With the commercial success of the gelatin dry plate in the West in the 1870s, the dry plate gradually came to replace the wet plate in photography. This new photographic technology produced a separation between the exposing of film and the developing of photographs. Exposure time was also reduced to around one second. Following the daguerreotype of the 1830s-40s and wet-collodion process of the 1850s-60s, the gelatin silver plate came as a third generation of advances in photographic technologies. A further development was Edward Muybridge’s photographs of movement through fast sequential shuttering, a necessary precondition for the development of his zoopraxiscope, a forerunner to the motion picture. It was with gelatin dry plate photography that George Eastman’s camera company was able to grow. Not only did Eastman’s company hold the patent to the dry plate, but it also invented the film roll in 1894. With the advertising slogan, “You press the button, we do the rest,” Eastman promoted cheap, handheld cameras. This led to his establishment of the Kodak Company in 1892. With the development of the half-tone photographic printing techniques, photographs for the first time began to be extensively used in mass media. For the general public, photography has always been parts of visual expression and memory ever since.

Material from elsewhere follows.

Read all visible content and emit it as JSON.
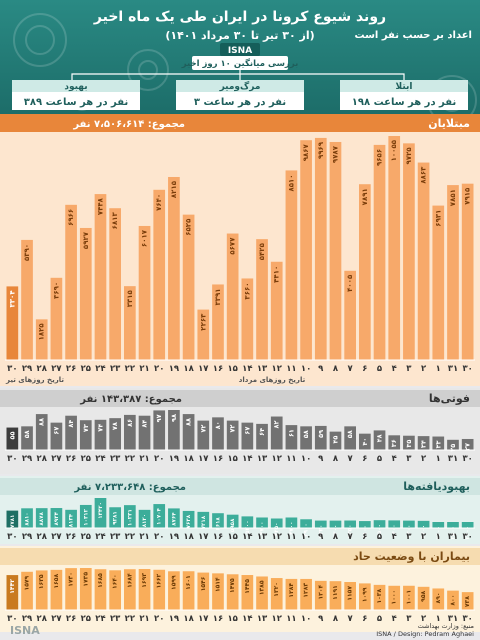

Third-generation photography entered Taiwan during the Japanese colonial period. Matsuzaki Shinji took photos of events of military significance, in 1896, Ogawa Kazumasa published Souvenirs de Formose et des Îles Pescadores. The Japanese translated “photography” by inventing a new word “shashin”, literally “writing reality”, which connoted the sinicized aesthetics of portraiture from the Taika Reforms of the 7th century.

During the period, state regulation and control of images could be observed in photos, portraits, paintings, postcards, and the official decrees of the Japanese government. These practices were techniques of control that had developed after the Meiji Restoration and had become the ideal method to practice the theory of Datsu-A Ron (Leaving Asia for Europe). We can clearly see how an image of the “colonized” was constructed through the colonial administrative system through the visual governance. Therefore an image also preserved the trace of powers as an archive. In other words, these images offer proof of the existence of the colonized and also provide the return gaze of the colonized subject.